QUE PAÍS É ESTE - Uma das marcas registradas da Legião Urbana junto com "Geração Coca-Cola", escrita em 1978 para o então Aborto Elétrico e, mais tarde, incorporada definitivamente ao repertório da Legião. Com seu ritmo tribal e seus três acordes, foi a música de abertura de virtualmente todas as apresentações ao vivo da banda, também por ser ideal para auxiliar na passagem do equilíbrio do PA (power amplification) e do som no palco. Seu refrão (com direito a ô, ô, ô, ô e participação do público) é simples, direto e eficaz. Nunca foi gravada antes porque sempre havia a esperança de que algo iria realmente mudar no país, tornando-se então a música totalmente obsoleta. Isto não acontece e ainda é possível se fazer a pergunta do título, sem erros. Jimmy Page dizia que o bom do rock é que não se aprende na escola. Outros atacam: "para ser roqueiro basta pendurar uma guitarra no pescoço e sair por aí, fazendo a música mais primária do mundo." Oras, mas é este mesmo o espírito da coisa! O Ataque continua: "O rock é isso mesmo, um bate-estaca, a coisa mais elementar que existe, mais primitiva, menos inventiva que pode acontecer. O rock não é novidade, é uma imposição, é uma ditadura. É um sistema estético com a intenção de embotar a cabeça do jovem. Sim, porque se você fica com aquele bate-estaca na cabeça o dia inteiro, você se esquece da realidade que o cerca, de coisas realmente importantes." Dois apartes aqui. Realmente rock pode não ser novidade já que é uma forma musical que nasce em 1955, não tem mais de trinta anos, portanto. Bate-estaca ou não, juvenil ou não, preste atenção à letra de "Que País é Este". Não nos parece coisa de gente que esqueceu a realidade que a cerca. Comparar rock com ditadura? Que país é este? Quem é Jimmy Page?
CONEXÃO AMAZÔNICA - Mais bate-estaca. E dos bons. Assim como "Que País é Este" abriu caminho para temas mais tarde utilizados nas letras do grupo (principalmente no primeiro LP), "Conexão Amazônica", de 1980, definiu a sonoridade característica de grande parte das músicas da Legião Urbana: um ritmo esparso, quase marcial, repetido como um mantra elétrico sobre o qual é feito uma variação vocal e instrumental (guitarras e efeitos diversos). Bate-estaca! Esta continua proibida até hoje pela censura por causa da temática. Lembrando que discutir Freud e Jung em mesas de bar acontecia realmente naqueles tempos (pelo menos em Brasília) e que o tema da música está hoje em todos os jornais e, pasmem, até nas novelas! Gente, até em chamadas no horário infantil (aquele anúncio do pó). Bem, alimento pra cabeça nunca vai matar a fome de ninguém, mesmo. E daqui passamos para:
TÉDIO (COM UM T BEM GRANDE PRA VOCÊ) - A terceira música da época em que Renato Russo tinha o Aborto Elétrico (muda o nome desse conjunto, meu filho). Sempre quisemos ter uma música entre parênteses. Algo como "(I can't Get No) Satisfaction" ou então "(Baby, I'm On) Fire". Faz parte da primeira leva: é de 1979 e totalmente boba. Gravada em primeiro take é ótima para festas e uma espécie de hino dos punks de Brasília naquela época, Os mais modernos podem cantar Césio com um C, se desejarem. Só não foi incluída no primeiro disco porque achamos que deveríamos falar sobre coisas mais sérias. Soldados, por exemplo. Na verdade foi porque o Biquíni Cavadão já tinha gravado uma música com o mesmo nome.

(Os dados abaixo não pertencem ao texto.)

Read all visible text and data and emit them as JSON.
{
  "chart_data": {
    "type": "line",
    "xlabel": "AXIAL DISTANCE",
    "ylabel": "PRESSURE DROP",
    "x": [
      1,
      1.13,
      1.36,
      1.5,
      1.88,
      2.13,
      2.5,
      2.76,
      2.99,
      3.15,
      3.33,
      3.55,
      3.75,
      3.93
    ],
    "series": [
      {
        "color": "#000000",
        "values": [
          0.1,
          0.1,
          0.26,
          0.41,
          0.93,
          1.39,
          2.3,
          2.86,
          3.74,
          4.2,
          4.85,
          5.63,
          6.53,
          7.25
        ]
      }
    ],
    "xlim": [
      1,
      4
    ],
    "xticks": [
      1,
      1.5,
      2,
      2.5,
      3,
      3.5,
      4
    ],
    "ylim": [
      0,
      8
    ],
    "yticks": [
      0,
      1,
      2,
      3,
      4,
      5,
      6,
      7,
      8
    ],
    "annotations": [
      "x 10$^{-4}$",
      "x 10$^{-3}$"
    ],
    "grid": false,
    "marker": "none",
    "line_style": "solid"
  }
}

DEPOIS DO COMEÇO - Nosso ska, na época do revival Two-Tone, 1982 ou 83. A letra contém diversas mensagens em código, ideal para quem gosta de descobrir significados secretos em letras de música. Cuidado entretanto. Interpretar estes versos provavelmente dirá mais sobre quem tenta decifrá-los do que propriamente a música em si. É conhecida através de uma gravação pirata de um show em Santos em 1983, que circula também em Brasília e no sul do país.
QUÍMICA - Também gravada em primeiro take (baixo, guitarra e bateria de uma só vez), está aqui em uma versão diferente do que foi incluída nas cópias cassetes do segundo LP, Grito de guerra dos vestibulandos, escrita em 1981 para violão e voz.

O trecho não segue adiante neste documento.